— Гляди, замерзнешь, Гаврила Михайлович, так-то стоя, — предупредил Стенька.
— А не замерзну, я сейчас и впрямь в Разбойный приказ сбегаю! Пойдешь со мной, доложишь о своем розыске!
И Стенька на ходу, шаря в глубинах памяти, перечислил приметы пропавших у Устиньи вещей, особо красочно расписав синюю душегрею с золотыми павами.
— Да видел ты ее, что ли, своими глазами? — удивился не в меру прозорливый подьячий, поспешая в Разбойный приказ.
— Мне уж так ее расписали — словно бы и увидел! — объяснил Стенька.
— Подожди малость!
С тем, расталкивая народишко, Деревнин и ушел.
Стенька же принялся ходить взад и вперед, маясь ожиданием.
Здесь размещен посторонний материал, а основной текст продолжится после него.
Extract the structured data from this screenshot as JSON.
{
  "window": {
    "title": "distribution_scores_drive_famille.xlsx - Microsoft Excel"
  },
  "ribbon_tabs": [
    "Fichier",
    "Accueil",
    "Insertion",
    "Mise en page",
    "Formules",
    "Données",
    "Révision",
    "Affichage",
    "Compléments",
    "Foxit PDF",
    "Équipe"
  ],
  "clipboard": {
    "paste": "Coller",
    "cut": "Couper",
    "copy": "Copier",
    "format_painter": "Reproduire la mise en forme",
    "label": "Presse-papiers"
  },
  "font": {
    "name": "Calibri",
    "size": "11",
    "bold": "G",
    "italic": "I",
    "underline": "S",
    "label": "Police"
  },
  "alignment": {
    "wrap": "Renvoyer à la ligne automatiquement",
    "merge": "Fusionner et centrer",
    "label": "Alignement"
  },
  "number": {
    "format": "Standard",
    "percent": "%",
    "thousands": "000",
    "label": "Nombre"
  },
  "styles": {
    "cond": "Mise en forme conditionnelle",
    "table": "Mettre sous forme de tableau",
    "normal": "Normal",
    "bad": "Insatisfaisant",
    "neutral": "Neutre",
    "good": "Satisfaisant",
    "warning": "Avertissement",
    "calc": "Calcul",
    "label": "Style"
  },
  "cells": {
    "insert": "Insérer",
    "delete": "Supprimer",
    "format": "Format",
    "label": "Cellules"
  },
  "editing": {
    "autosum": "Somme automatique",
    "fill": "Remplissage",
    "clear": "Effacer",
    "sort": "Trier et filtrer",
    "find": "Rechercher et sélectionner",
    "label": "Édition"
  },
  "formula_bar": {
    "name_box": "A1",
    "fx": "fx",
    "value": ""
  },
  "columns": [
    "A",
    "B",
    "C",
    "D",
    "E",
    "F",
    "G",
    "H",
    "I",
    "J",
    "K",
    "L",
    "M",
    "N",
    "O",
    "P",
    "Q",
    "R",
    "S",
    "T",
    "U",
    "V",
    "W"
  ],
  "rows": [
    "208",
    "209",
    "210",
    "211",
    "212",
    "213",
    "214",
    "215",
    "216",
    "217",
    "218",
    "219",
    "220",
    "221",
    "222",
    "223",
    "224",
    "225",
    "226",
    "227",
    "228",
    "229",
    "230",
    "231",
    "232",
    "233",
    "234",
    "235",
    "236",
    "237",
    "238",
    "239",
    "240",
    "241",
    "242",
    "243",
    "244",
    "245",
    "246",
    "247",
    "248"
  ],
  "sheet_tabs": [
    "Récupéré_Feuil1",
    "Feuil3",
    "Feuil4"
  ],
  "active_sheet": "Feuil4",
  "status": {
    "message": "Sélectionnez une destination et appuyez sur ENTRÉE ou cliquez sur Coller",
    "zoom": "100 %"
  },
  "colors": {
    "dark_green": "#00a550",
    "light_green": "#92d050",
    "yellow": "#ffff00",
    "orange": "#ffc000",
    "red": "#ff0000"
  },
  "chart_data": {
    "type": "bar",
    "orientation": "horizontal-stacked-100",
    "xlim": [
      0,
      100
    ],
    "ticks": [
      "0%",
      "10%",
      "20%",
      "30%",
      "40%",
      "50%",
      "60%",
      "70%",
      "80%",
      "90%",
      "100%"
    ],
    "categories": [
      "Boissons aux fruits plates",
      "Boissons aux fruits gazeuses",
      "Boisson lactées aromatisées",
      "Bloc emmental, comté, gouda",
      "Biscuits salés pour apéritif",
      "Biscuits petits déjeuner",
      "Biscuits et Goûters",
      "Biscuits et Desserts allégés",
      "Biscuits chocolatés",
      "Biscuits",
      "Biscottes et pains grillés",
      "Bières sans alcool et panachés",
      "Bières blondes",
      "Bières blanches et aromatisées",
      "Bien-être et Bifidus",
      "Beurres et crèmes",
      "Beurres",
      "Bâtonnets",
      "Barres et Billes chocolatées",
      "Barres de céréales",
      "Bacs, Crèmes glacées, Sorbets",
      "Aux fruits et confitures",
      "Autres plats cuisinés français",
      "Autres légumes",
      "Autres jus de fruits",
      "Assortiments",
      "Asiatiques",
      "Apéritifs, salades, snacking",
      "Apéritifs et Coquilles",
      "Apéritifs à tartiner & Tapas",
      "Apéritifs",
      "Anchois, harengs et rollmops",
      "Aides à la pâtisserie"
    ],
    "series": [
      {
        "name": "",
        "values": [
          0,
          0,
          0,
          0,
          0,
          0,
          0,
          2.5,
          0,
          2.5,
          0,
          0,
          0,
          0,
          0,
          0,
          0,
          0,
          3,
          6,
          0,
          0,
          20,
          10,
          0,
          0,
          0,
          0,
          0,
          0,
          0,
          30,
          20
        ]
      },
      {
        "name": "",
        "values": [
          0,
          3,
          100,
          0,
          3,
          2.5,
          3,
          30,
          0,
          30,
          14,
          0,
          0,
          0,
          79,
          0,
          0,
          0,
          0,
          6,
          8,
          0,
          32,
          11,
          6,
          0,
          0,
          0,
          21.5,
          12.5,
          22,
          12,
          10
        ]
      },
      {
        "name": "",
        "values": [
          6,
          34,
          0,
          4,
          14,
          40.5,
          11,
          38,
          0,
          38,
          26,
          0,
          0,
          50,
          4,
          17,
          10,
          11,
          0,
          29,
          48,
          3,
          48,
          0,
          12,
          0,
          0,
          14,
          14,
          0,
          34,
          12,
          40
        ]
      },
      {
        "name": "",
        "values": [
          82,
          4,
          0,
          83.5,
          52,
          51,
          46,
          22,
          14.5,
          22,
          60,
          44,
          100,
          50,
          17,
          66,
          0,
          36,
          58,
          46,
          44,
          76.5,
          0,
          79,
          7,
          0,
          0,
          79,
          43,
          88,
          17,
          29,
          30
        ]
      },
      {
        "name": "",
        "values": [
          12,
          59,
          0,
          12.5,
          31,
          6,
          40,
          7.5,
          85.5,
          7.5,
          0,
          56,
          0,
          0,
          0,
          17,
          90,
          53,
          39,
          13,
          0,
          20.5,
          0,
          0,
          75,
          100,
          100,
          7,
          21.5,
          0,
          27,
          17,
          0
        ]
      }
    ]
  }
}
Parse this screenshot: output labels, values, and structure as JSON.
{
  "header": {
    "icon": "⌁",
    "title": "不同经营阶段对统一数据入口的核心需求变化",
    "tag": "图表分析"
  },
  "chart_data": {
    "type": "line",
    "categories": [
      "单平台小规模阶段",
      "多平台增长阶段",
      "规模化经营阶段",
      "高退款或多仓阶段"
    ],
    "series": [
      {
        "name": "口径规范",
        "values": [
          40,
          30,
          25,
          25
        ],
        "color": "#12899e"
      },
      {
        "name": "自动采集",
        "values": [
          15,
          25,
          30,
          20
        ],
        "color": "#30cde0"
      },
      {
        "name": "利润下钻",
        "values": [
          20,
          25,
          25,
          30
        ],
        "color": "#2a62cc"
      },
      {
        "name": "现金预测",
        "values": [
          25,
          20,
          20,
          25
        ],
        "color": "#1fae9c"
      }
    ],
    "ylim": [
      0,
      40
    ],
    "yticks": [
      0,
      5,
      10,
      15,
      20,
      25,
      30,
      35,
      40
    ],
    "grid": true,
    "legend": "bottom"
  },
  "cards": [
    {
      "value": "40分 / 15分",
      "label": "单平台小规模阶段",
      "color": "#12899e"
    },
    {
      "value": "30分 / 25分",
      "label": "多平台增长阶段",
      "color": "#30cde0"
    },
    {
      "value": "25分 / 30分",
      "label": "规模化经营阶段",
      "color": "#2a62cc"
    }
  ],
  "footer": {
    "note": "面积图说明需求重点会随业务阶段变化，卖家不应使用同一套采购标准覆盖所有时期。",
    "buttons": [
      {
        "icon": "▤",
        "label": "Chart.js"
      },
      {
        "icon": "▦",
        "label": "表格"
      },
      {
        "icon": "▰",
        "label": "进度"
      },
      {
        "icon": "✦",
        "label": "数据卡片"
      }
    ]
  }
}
Довольно скоро он увидел, как подьячий пробивается уже в другом направлении. Но и тут вышла закавыка — Деревнина остановил стрелецкий полковник Никифор Колобов. С ним был стрелецкий десятник, которого Стенька не знал. Деревнин, уже вступая в разговор, подал земскому ярыжке знак, чтобы подошел поближе.
— Ты, что ли, Гаврила Михайлович, розыск об убийстве старой бабы ведешь? — сразу осведомился Колобов. — Могу тебе еще одну прибавить, чтобы служба раем не казалась. Не иначе, Господь на старых баб гневом опалился. То в Конюшенной слободе одну удавили, а теперь вот сваху Тимофеевну!
— Какую еще Тимофеевну? — спросил Деревнин.
— А есть такая, ее вся Москва знает. Сколько свадеб сладила — не перечесть. Моего сына женила. Вон ее и порешили.
— Слыхал, Степа? — спросил Деревнин. — Ты же тут с самого утра.
Стенька многих на Москве знал, но со свахами в последний раз дело имел года два назад, когда сестру замуж отдавали.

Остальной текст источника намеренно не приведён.